@RexRed,
RexRed wrote:
georgeob1 wrote:
You haven't offered a solution either. Wind and solar power are so much more expensive than conventional sources that their mandated use (on a time scale consistent with those offered by AGW zealots) would cause mass starvation and political havoc.
There have been no facts yet established thast suggest that natural gas extraction will "ruin our water supply". Quite the contrary, the facts suggest the impacts are minimal and easily prevented. You are chasing prejudices and illusions here.
I have no idea what you mean by the following;
Quote:Every electron has enough energy to fuel this planet,
The fact is the energies associated with changes in electron & ionic reactions, whether through chemical or incident radiation (as in solar cells) are well known and hardly sufficient in any individual case to "fuel this planet". However a somewhat related physical phenomenon, the energy within unstable nuclides of abundant elements, is millions of times greater than any reactions involving mere electrons.
That is the real source of manageable safe mass energy production for the planet without any adverse effects on our atmosphere.
I am just paraphrasing Einstein when he said:
There is enough energy locked up in a grain of sand to boil 10 000 000 kettles and the energy equivalent of the average adult is about 7 x 1018 (7 000 000 000 000 000 000) joules of potential energy, enough to explode with the force of thirty hydrogen bombs!
You must likewise not understand that statement either.
On the contrary I apparently understand it far better than do you.
Your "paraphrase" of Einstein's words constituted a very fundsamental distortion of his essential point. That is that the mass energy in the nucleus of atoms is overwhelmingly greater than the potential chemical energy stored in its orbiting electrons. This means that the potential energy in nuclear fission and fusion reactions is vastly greater than that involved in combustion or other like chemical reactions or even the excitation of electrons by light photons in photovoltaic cells.
In view of that, I find your eagerness to criticize the use of emission-free nuclear power rather self-contradictory.

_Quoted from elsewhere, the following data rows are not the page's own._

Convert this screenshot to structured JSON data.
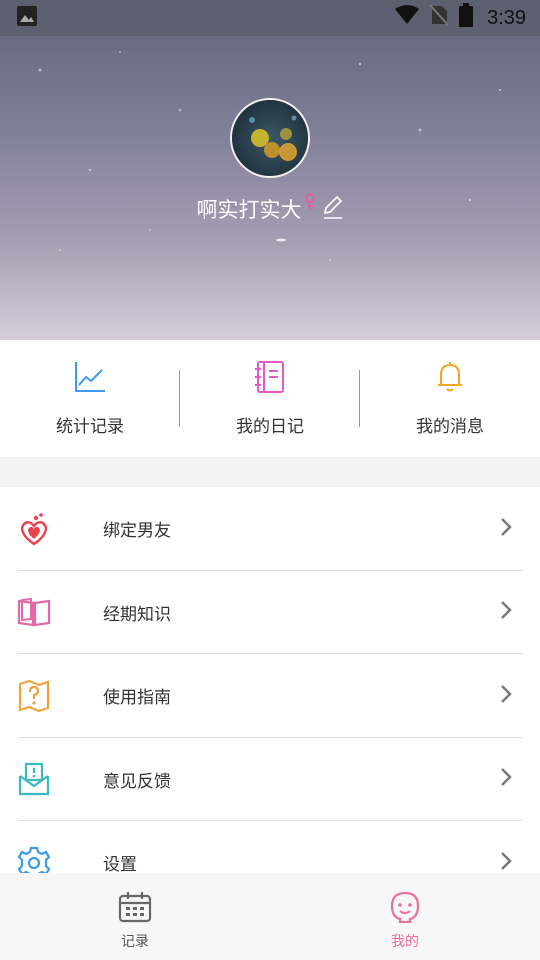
{
  "status_bar": {
    "time": "3:39",
    "left_icon": "image-icon",
    "right_icons": [
      "wifi-icon",
      "no-sim-icon",
      "battery-icon"
    ]
  },
  "profile": {
    "username": "啊实打实大",
    "gender_icon": "female-icon",
    "edit_icon": "pencil-icon"
  },
  "quick_nav": [
    {
      "label": "统计记录",
      "icon": "line-chart-icon",
      "color": "#3d9be9"
    },
    {
      "label": "我的日记",
      "icon": "notebook-icon",
      "color": "#e858c8"
    },
    {
      "label": "我的消息",
      "icon": "bell-icon",
      "color": "#f5a623"
    }
  ],
  "menu": [
    {
      "label": "绑定男友",
      "icon": "hearts-icon",
      "color": "#e8424f"
    },
    {
      "label": "经期知识",
      "icon": "book-icon",
      "color": "#e36aa4"
    },
    {
      "label": "使用指南",
      "icon": "guide-map-icon",
      "color": "#f0a33a"
    },
    {
      "label": "意见反馈",
      "icon": "feedback-mail-icon",
      "color": "#3cb8c2"
    },
    {
      "label": "设置",
      "icon": "gear-icon",
      "color": "#3d9be9"
    }
  ],
  "tabbar": [
    {
      "label": "记录",
      "icon": "calendar-icon",
      "active": false
    },
    {
      "label": "我的",
      "icon": "face-icon",
      "active": true
    }
  ],
  "colors": {
    "accent_pink": "#e9709a",
    "text": "#333333"
  }
}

The observable fact here is that you merely use words and pohrases you don't understand, and you don't bother to match your prejudices with any apparent effort to understand the physics and engineering principles involved.
RexRed wrote:
Why? Because we have become complacent using primitive energy forms. Dark energy is only a theory now yet it is the only hypothesis that explains certain physical phenomenon. Were we to actually do some research and development into that field it could also yield new forms of usable free clean energy. It was worth it to spend billions to produce a bomb to blow up our neighbor but not worth it to solve our energy crisis. Seems like the wrong priorities. And you seem to be part of this very problem George. And what of when we run out of oil gas, coal, clean air and water? Oh then this path would be viable had we not already squandered away any chance of using it in a clean environment. You take for granted this earth and that these vital resources are finite while other forms of energy are nearly infinite.

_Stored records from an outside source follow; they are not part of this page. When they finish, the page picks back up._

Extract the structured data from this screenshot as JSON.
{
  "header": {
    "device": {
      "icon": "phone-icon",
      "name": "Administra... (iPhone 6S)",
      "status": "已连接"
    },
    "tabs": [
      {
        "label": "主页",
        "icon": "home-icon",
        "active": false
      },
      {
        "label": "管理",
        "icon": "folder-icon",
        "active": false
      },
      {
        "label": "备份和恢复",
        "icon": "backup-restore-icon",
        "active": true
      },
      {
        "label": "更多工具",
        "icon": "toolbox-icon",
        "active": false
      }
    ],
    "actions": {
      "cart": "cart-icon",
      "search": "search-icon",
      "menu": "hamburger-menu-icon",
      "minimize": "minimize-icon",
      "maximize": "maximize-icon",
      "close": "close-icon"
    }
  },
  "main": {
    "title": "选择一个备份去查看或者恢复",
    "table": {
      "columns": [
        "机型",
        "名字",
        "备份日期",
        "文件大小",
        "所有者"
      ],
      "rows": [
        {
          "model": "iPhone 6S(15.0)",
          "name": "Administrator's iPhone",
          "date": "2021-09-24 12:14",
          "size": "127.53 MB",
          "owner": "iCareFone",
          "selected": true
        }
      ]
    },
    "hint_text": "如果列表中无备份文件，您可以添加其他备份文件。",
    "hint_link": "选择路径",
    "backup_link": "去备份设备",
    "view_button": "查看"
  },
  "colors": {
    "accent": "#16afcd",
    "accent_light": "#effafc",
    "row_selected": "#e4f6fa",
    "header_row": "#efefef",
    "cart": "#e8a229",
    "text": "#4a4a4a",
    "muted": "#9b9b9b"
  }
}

The only complacency I see here is yours, in your rather amazing ignorance of the facts and lack of understanding of the physical principles you spout off so much here and the words of others that you recite and badly distort in your "paraphrasing". The fact is that the Manhattan Project staff recognized the energy generating potential of fission reactions well before they finished developing a bomb and indeed were operating power producing reactors at the Hanford site two years before the bomb was ready - that's how they produced the plutonium. Very soon after WWII we were avidly using this technology to "solve our energy crisis. Indeed for the past 40 years we have produced about 20% of our electrical power in nuclear reactors.

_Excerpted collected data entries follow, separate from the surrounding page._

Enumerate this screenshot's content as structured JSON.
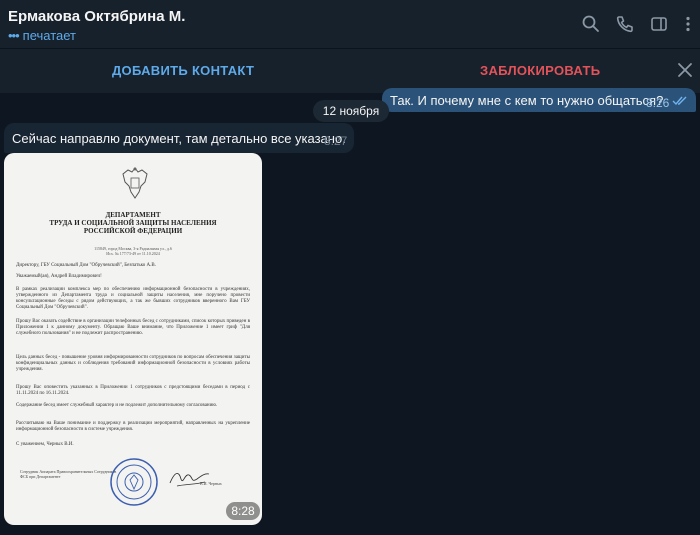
{
  "header": {
    "contact_name": "Ермакова Октябрина М.",
    "status": "печатает",
    "icons": [
      "search-icon",
      "phone-icon",
      "sidebar-icon",
      "more-vertical-icon"
    ]
  },
  "action_bar": {
    "add_contact": "ДОБАВИТЬ КОНТАКТ",
    "block": "ЗАБЛОКИРОВАТЬ"
  },
  "messages": [
    {
      "direction": "outgoing",
      "text": "Так. И почему мне с кем то нужно общаться?",
      "time": "8:26",
      "status": "read"
    },
    {
      "type": "date",
      "text": "12 ноября"
    },
    {
      "direction": "incoming",
      "text": "Сейчас направлю документ, там детально все указано.",
      "time": "8:27"
    },
    {
      "direction": "incoming",
      "type": "photo",
      "time": "8:28"
    }
  ],
  "document": {
    "dept_line1": "ДЕПАРТАМЕНТ",
    "dept_line2": "ТРУДА И СОЦИАЛЬНОЙ ЗАЩИТЫ НАСЕЛЕНИЯ",
    "dept_line3": "РОССИЙСКОЙ ФЕДЕРАЦИИ",
    "address": "115849, город Москва, 3-я Радиальная ул., д.6",
    "ref": "Исх. № 177/73-49 от 11.10.2024",
    "to": "Директору, ГБУ Социальный Дом \"Обручевский\", Безпатько А.В.",
    "greeting": "Уважаемый(ая), Андрей Владимирович!",
    "p1": "В рамках реализации комплекса мер по обеспечению информационной безопасности в учреждениях, утвержденного из Департамента труда и социальной защиты населения, мне поручено провести консультационные беседы с рядом действующих, а так же бывших сотрудников вверенного Вам ГБУ Социальный Дом \"Обручевский\".",
    "p2": "Прошу Вас оказать содействие в организации телефонных бесед с сотрудниками, список которых приведен в Приложении 1 к данному документу. Обращаю Ваше внимание, что Приложение 1 имеет гриф \"Для служебного пользования\" и не подлежит распространению.",
    "p3": "Цель данных бесед - повышение уровня информированности сотрудников по вопросам обеспечения защиты конфиденциальных данных и соблюдения требований информационной безопасности в условиях работы учреждения.",
    "p4": "Прошу Вас оповестить указанных в Приложении 1 сотрудников с предстоящими беседами в период с 11.11.2024 по 16.11.2024.",
    "p5": "Содержание бесед имеет служебный характер и не подлежит дополнительному согласованию.",
    "p6": "Рассчитываю на Ваше понимание и поддержку в реализации мероприятий, направленных на укрепление информационной безопасности в системе учреждения.",
    "closing": "С уважением, Черных В.И.",
    "sig_block": "Сотрудник Аппарата Правоохранительных Сотрудников ФСБ при Департаменте",
    "sig_name": "В.И. Черных"
  }
}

As for the rest, you merely amplify the reader's impression of the superficiality of your "knowledge" . Both Germany and Denmark have recently cut back on their government spending to subsidize wind power production. The reason ? It is beginning to dawn on them that government subsidies have the opposite of the intended effect on technological advancement : they tend to inhibit profit-motivated investment in risky technological improvements that might reduce the very high costs of these technologies. The result in Europe is that there have been none of the promised technical advances and no cost reductions, and they don't have enough money to go much beyond around 15% of their power consunption in it.
I believe you are the last person I have encountered who should be advocating technological development. You apparently don't understand high school physics, and, worse, you don't seem at all aware of your own limitations in this area. Not recognizing and acting on what you don't know is a good way to remain ignorant.
The Malthusian ideas you are spouting off were discredited many years ago.